The Olympic Games began last week, more subdued than normal, with the pandemic and Delta variant looming large. The games had already been postponed a year because of COVID-19. Host country Japan, which had done so well on keeping cases in check, started into a slide or spike, and officials have done the yeoman's work of keeping athletes, journalists, and guests safe. Nonetheless, excitement and drama surrounding the 2020/2021 event abound, including the 400 meter men's swimming freestyle won by 18 year old Ahmed Hafnaoui from Tunisia. Olympic followers and fans most likely did a double take and thought "What? Tunisia?" Not exactly a country thought of as a swimming hot spot, but somewhere in his brain and body, Hafnaoui really wanted to win that race, and he did. Apparently, he did not know where to stand on the podium to receive his gold medal.
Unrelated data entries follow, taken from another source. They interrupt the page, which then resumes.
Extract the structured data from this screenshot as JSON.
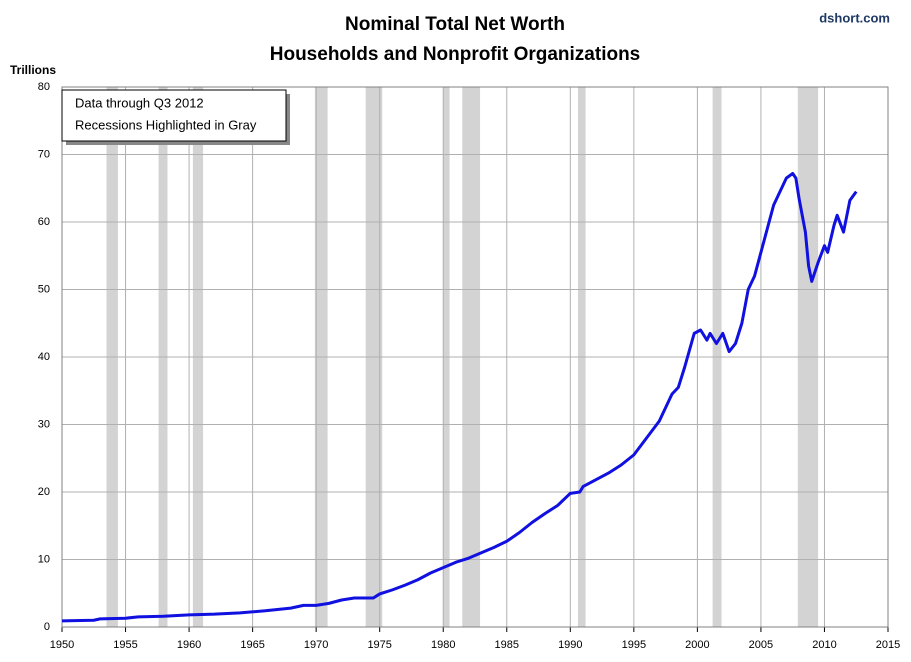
{
  "chart_data": {
    "type": "line",
    "title": "Nominal Total Net Worth",
    "subtitle": "Households and Nonprofit Organizations",
    "source": "dshort.com",
    "y_label": "Trillions",
    "annotation": [
      "Data through  Q3 2012",
      "Recessions Highlighted in Gray"
    ],
    "xlim": [
      1950,
      2015
    ],
    "xticks": [
      1950,
      1955,
      1960,
      1965,
      1970,
      1975,
      1980,
      1985,
      1990,
      1995,
      2000,
      2005,
      2010,
      2015
    ],
    "ylim": [
      0,
      80
    ],
    "yticks": [
      0,
      10,
      20,
      30,
      40,
      50,
      60,
      70,
      80
    ],
    "grid": true,
    "recession_color": "#d3d3d3",
    "recessions": [
      [
        1953.5,
        1954.4
      ],
      [
        1957.6,
        1958.3
      ],
      [
        1960.3,
        1961.1
      ],
      [
        1969.9,
        1970.9
      ],
      [
        1973.9,
        1975.2
      ],
      [
        1980.0,
        1980.5
      ],
      [
        1981.5,
        1982.9
      ],
      [
        1990.6,
        1991.2
      ],
      [
        2001.2,
        2001.9
      ],
      [
        2007.9,
        2009.5
      ]
    ],
    "x": [
      1950,
      1952.5,
      1953,
      1955,
      1956,
      1958,
      1960,
      1962,
      1964,
      1966,
      1968,
      1969,
      1970,
      1971,
      1972,
      1973,
      1974.5,
      1975,
      1976,
      1977,
      1978,
      1979,
      1980,
      1981,
      1982,
      1983,
      1984,
      1985,
      1986,
      1987,
      1988,
      1989,
      1990,
      1990.75,
      1991,
      1992,
      1993,
      1994,
      1995,
      1996,
      1997,
      1998,
      1998.5,
      1999,
      1999.75,
      2000.25,
      2000.75,
      2001,
      2001.5,
      2002,
      2002.5,
      2003,
      2003.5,
      2004,
      2004.5,
      2005,
      2005.5,
      2006,
      2006.5,
      2007,
      2007.5,
      2007.75,
      2008,
      2008.5,
      2008.75,
      2009,
      2009.5,
      2010,
      2010.25,
      2010.75,
      2011,
      2011.5,
      2012,
      2012.5
    ],
    "series": [
      {
        "color": "#1010e0",
        "values": [
          0.9,
          1.0,
          1.2,
          1.3,
          1.5,
          1.6,
          1.8,
          1.9,
          2.1,
          2.4,
          2.8,
          3.2,
          3.2,
          3.5,
          4.0,
          4.3,
          4.3,
          4.9,
          5.5,
          6.2,
          7.0,
          8.0,
          8.8,
          9.6,
          10.2,
          11.0,
          11.8,
          12.7,
          14.0,
          15.5,
          16.8,
          18.0,
          19.8,
          20.0,
          20.8,
          21.8,
          22.8,
          24.0,
          25.5,
          28.0,
          30.5,
          34.5,
          35.5,
          38.5,
          43.5,
          44.0,
          42.5,
          43.5,
          42.0,
          43.5,
          40.8,
          42.0,
          45.0,
          50.0,
          52.0,
          55.5,
          59.0,
          62.5,
          64.5,
          66.5,
          67.2,
          66.5,
          63.5,
          58.5,
          53.5,
          51.2,
          54.0,
          56.5,
          55.5,
          59.5,
          61.0,
          58.5,
          63.2,
          64.5
        ]
      }
    ]
  }
}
Like Hafnaoui, New Mexico and the southwestern United States had its own haul of gold during the past several weeks in the form of rain. Although flash flooding occurred in places, most of the western half of the nation is suffering from severe and historic drought, and it is thirsty for rain. Any that falls is pure gold. It has me and many friends exchanging notes about how much rain fell at any given time and place. A friend in Arizona keeps updating the total. First, it was four inches, then it was 5, now it is 6+. Another friend in the downtown area of Santa Fe had an inch on the same day we had .40/inch here. On a walk yesterday, we and friends got caught in a downpour and took cover under a portable tent. Another .36/inch. While other parts of the country might think of those amounts as negligible, it is significant in "The Land of Little Rain" (novel by Mary Hunter Austin). Rain is a spectator sport. When it rains, people watch and revel in it. Here, photographically, are a few stages of a thunderstorm. Dramatic clouds with great uplift and towers building above 35,000 feet are usually significant, but don't always mean that rain will fall directly on the spot where they originate.
The sky in these shots looks more ominous and promising.
I spent quite some time trying to get lightning strikes, but, the storm yielded no rain that day.
Luckily, the storm and sun that produced the rainbow here also came with rain. Those who live in areas with frequent rain deprivation, including farmers and ranchers, have a deep feel for how important this liquid growth hormone is. And how the senses soak in the smell of the earth after it rains, whether it is in the Sonoran or Chihuahuan deserts, in fields pine forests and grasslands, or on pavement. It is one of nature's great smells!
Thanks, Steve, TPLue, Wayne, Paule, Ingrid, M. Fred, Jean and Sam, Christina, and Connie for commenting last week!
I hope that your week is filled, figuratively, with gold!